今日はとってもいい日にするから(歌)



ワンライ再掲

黒い服は死者に祈る時にだけ着るという。高専の制服は黒を基調としたデザインだけれど、そんな意味も込められているのだろうか。もちろん返り血が目立たないためであったり、激しい動きを要する分汚れにくくするためなどの実用的な理由もあるのだろうけれど、せっかくの学生生活を黒一色で終わらせるのは、あんまりではないか。
だから、無理を承知で歌姫先生にわがままを言った。
「歌姫先生、袴を着付けてもらえませんか」

◎◎◎

歌姫先生の手つきはとても慣れたもので、さすが毎日着物を着ているだけあった。
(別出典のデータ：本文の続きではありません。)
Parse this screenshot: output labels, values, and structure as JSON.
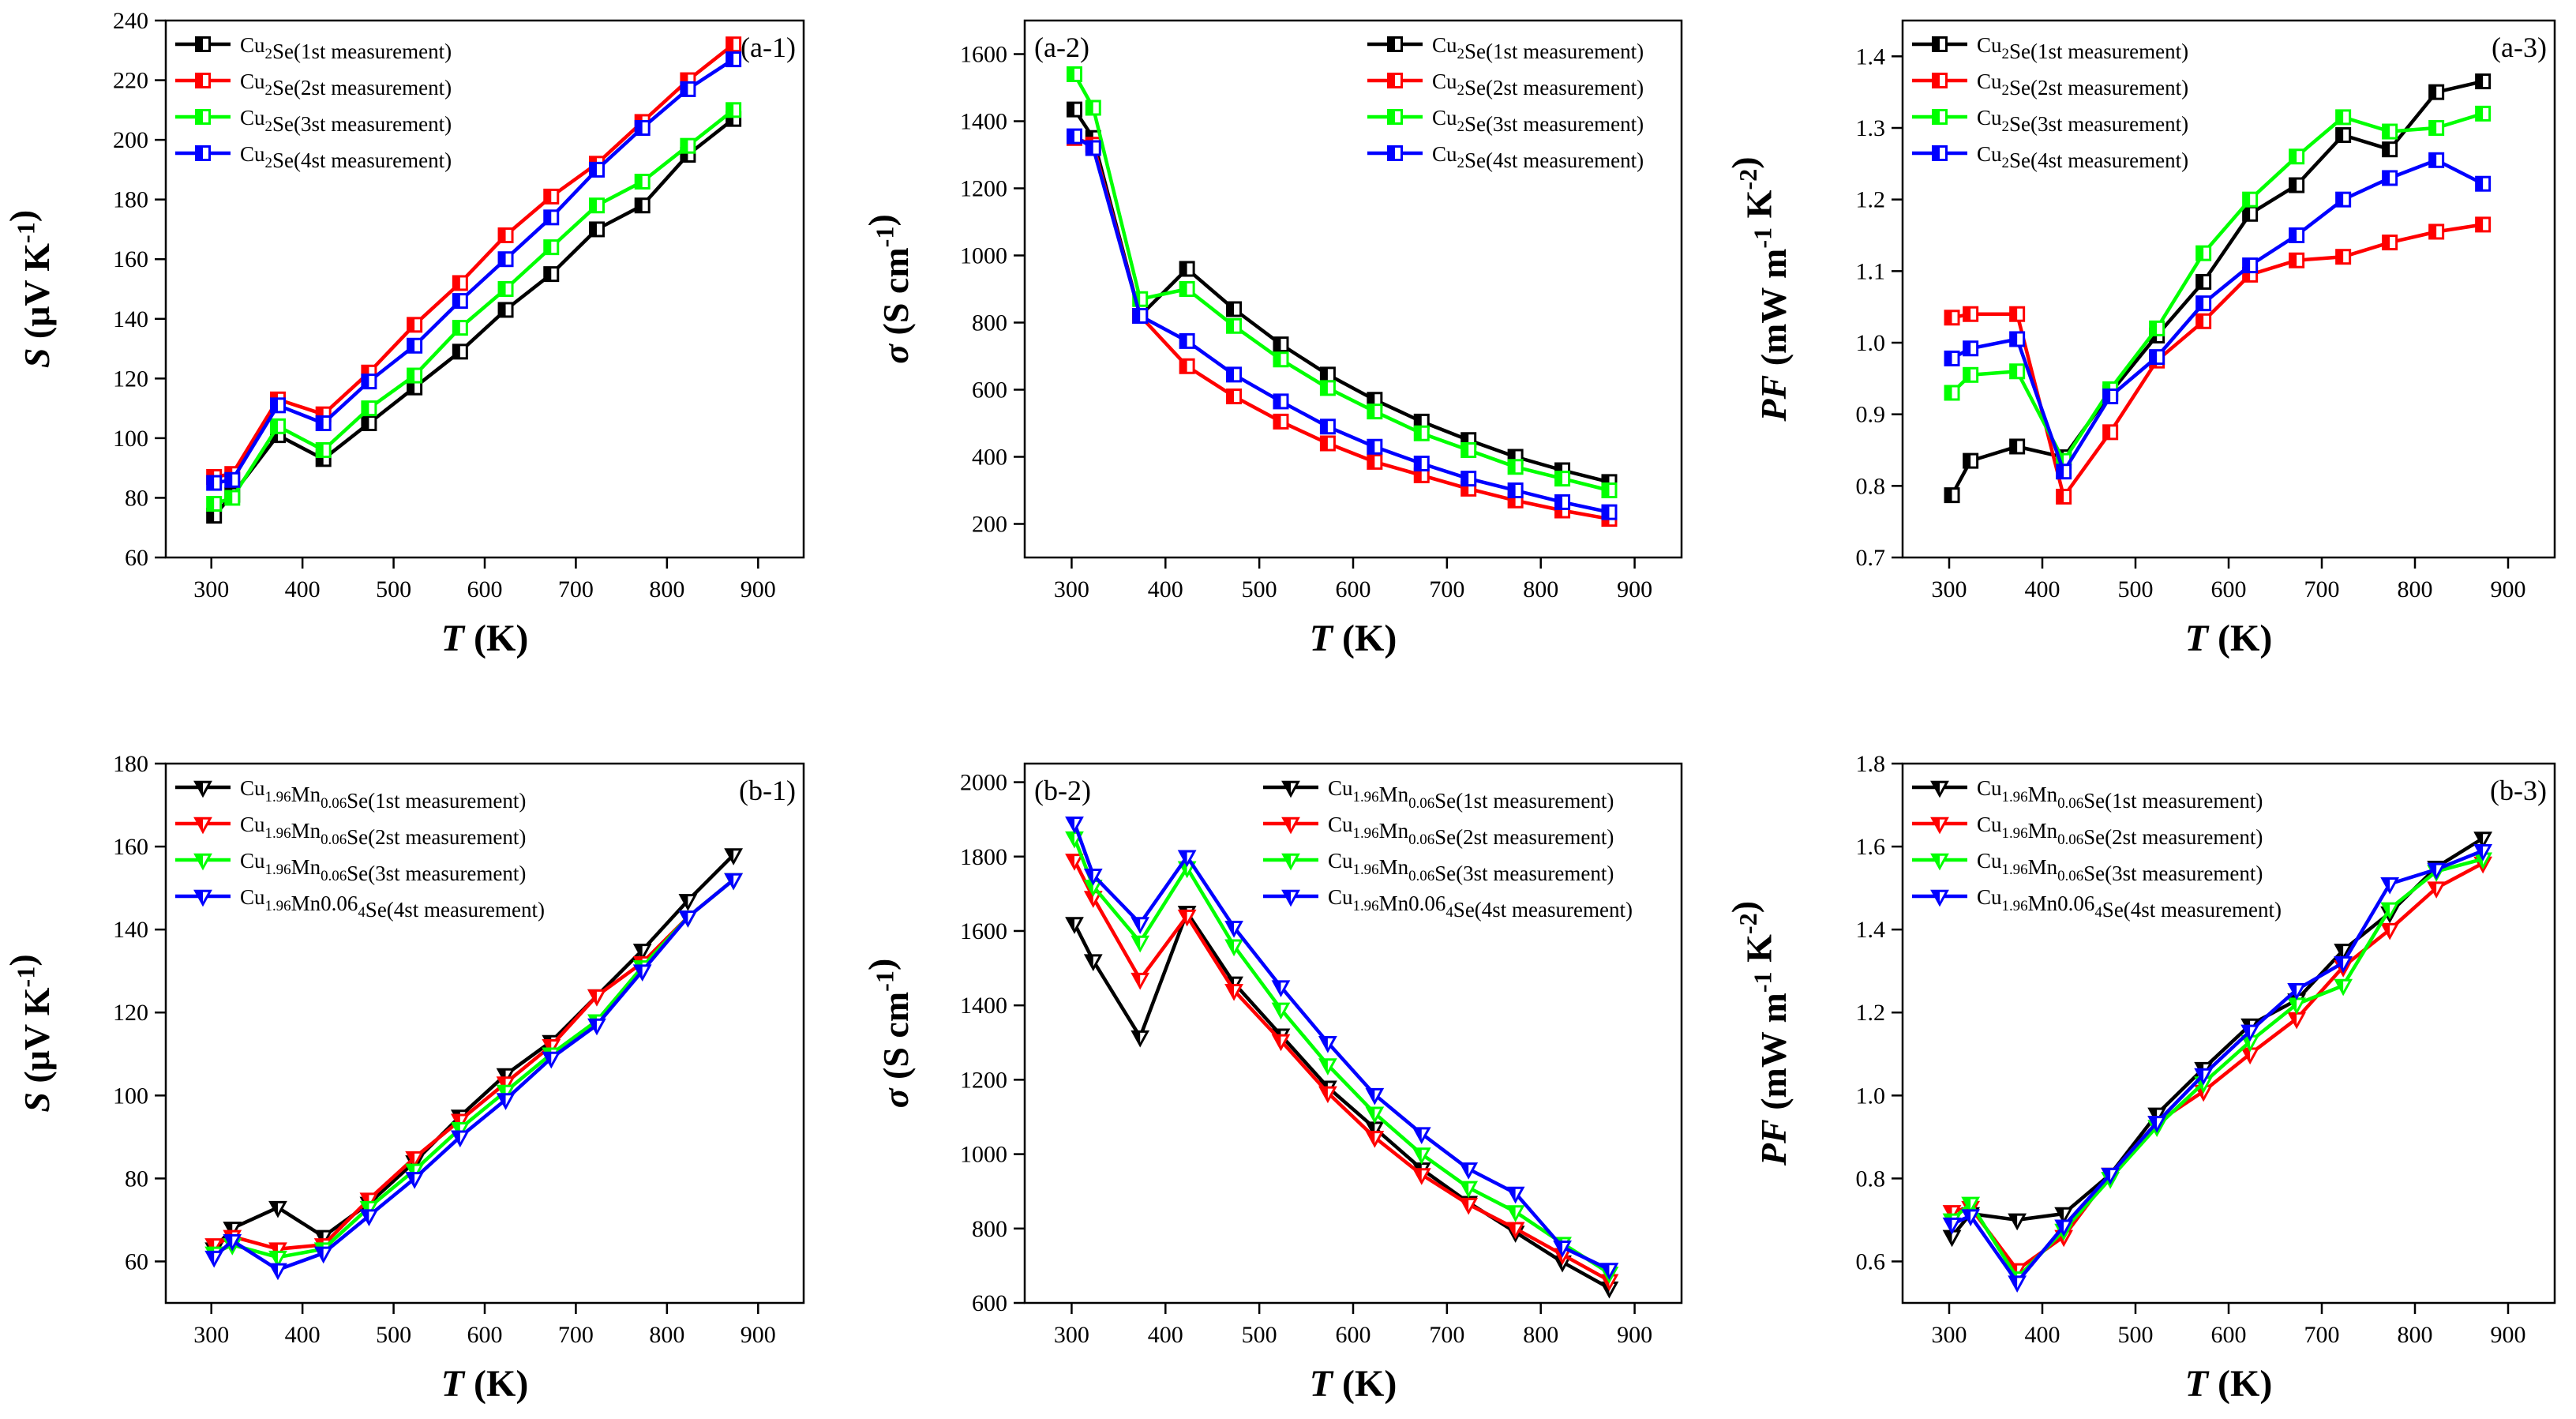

紐を締める時には必ず声を掛けてくれたし、帯も瞬く間に形になった。自分のお給料で買った桜色の着物と紫色の袴は、いつの間にか私の身体に馴染むように着付けられていた。
「可愛いーー!!歌姫先生、ありがとう」
「とっても似合ってる。これで準備万端ね」
一瞬二人の間に、短い沈黙が流れた。きっと同じことを考えている。私はあの時、命を落とした彼らを祈ることはできていたのだろうか。過ぎたことを取り返すことはできなくて、だからこそ生きている私たちが動くしかないのだけれど。
「先生、今までありがとう。私、みんなの分も頑張るから」
「その気持ちがあれば大丈夫よ。だから良い日にしなさいね。卒業おめでとう」
歌姫先生がとん、と背中を軽く叩いた。頬を撫でるあたたかな風が、今日だけは私の門出を祝福している。先に待つ戦友の元へと、袴をたくし上げて走り出した。